Question

Consider the following nested if-statements:

int x = N;
int y = 1;
if (++x == 1) y = 2;
else if (++x == 3) y = 3;
else if (++x == 5) y = 4;
else if (++x == 7) y = 5;
N is an integer to which x is initialized. Depending on the value of N, y will have some value at the end. Consider the cases where N is 0, 1,..., 10. Then, identify, in the list below, the possible combination of values for N and y.


a) N = 2; y = 1.
b) N = 5; y = 4.
c) N = 2; y = 4.
d) N = 4; y = 5.

Answer 1

no alternative

Answer 2

u mean no right answer?

Answer 3

yes, no right answer

Answer 4

Thanks a lot. My professor said every problem has a correct answer, damn I am depressed.

Answer 5

sorry, I was wrong, the correct answer is the letter c) N = 2; y = 4.

Answer 6

Could you explain to me why it is c? I don't understand.
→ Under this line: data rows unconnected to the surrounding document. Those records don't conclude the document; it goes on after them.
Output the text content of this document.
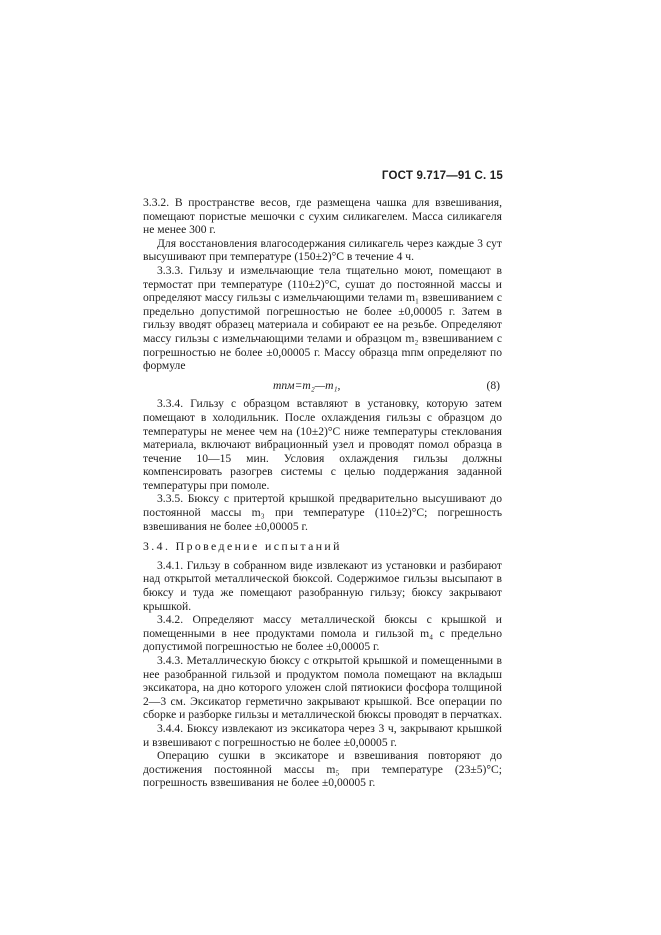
ГОСТ 9.717—91 С. 15

3.3.2. В пространстве весов, где размещена чашка для взвешивания, помещают пористые мешочки с сухим силикагелем. Масса силикагеля не менее 300 г.

Для восстановления влагосодержания силикагель через каждые 3 сут высушивают при температуре (150±2)°С в течение 4 ч.

3.3.3. Гильзу и измельчающие тела тщательно моют, помещают в термостат при температуре (110±2)°С, сушат до постоянной массы и определяют массу гильзы с измельчающими телами m₁ взвешиванием с предельно допустимой погрешностью не более ±0,00005 г. Затем в гильзу вводят образец материала и собирают ее на резьбе. Определяют массу гильзы с измельчающими телами и образцом m₂ взвешиванием с погрешностью не более ±0,00005 г. Массу образца mпм определяют по формуле

mпм=m₂—m₁,	(8)

3.3.4. Гильзу с образцом вставляют в установку, которую затем помещают в холодильник. После охлаждения гильзы с образцом до температуры не менее чем на (10±2)°С ниже температуры стеклования материала, включают вибрационный узел и проводят помол образца в течение 10—15 мин. Условия охлаждения гильзы должны компенсировать разогрев системы с целью поддержания заданной температуры при помоле.

3.3.5. Бюксу с притертой крышкой предварительно высушивают до постоянной массы m₃ при температуре (110±2)°С; погрешность взвешивания не более ±0,00005 г.

3.4. Проведение испытаний

3.4.1. Гильзу в собранном виде извлекают из установки и разбирают над открытой металлической бюксой. Содержимое гильзы высыпают в бюксу и туда же помещают разобранную гильзу; бюксу закрывают крышкой.

3.4.2. Определяют массу металлической бюксы с крышкой и помещенными в нее продуктами помола и гильзой m₄ с предельно допустимой погрешностью не более ±0,00005 г.

3.4.3. Металлическую бюксу с открытой крышкой и помещенными в нее разобранной гильзой и продуктом помола помещают на вкладыш эксикатора, на дно которого уложен слой пятиокиси фосфора толщиной 2—3 см. Эксикатор герметично закрывают крышкой. Все операции по сборке и разборке гильзы и металлической бюксы проводят в перчатках.

3.4.4. Бюксу извлекают из эксикатора через 3 ч, закрывают крышкой и взвешивают с погрешностью не более ±0,00005 г.

Операцию сушки в эксикаторе и взвешивания повторяют до достижения постоянной массы m₅ при температуре (23±5)°С; погрешность взвешивания не более ±0,00005 г.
Coz I think when N=2 then x+1 = 3 so y = 3.But c) is y=4. How can I understand this?

Answer 7

é meio complicado, numa sequencia de N inicializando em 0 ate 10, trying to show the code:
int x = N; N=2
int y = 1; ----
if (++x == 1) y = 2; + + X, increment N +1, then N=3
else if (++x == 3) y = 3; + + X, increment N +1, then N=4
else if (++x == 5) y = 4; + + X, increment N +1, then N=5,,enters the condition,
else if (++x == 7) y = 5;

ok?

Answer 8

good question!!

Answer 9

Yes c is true.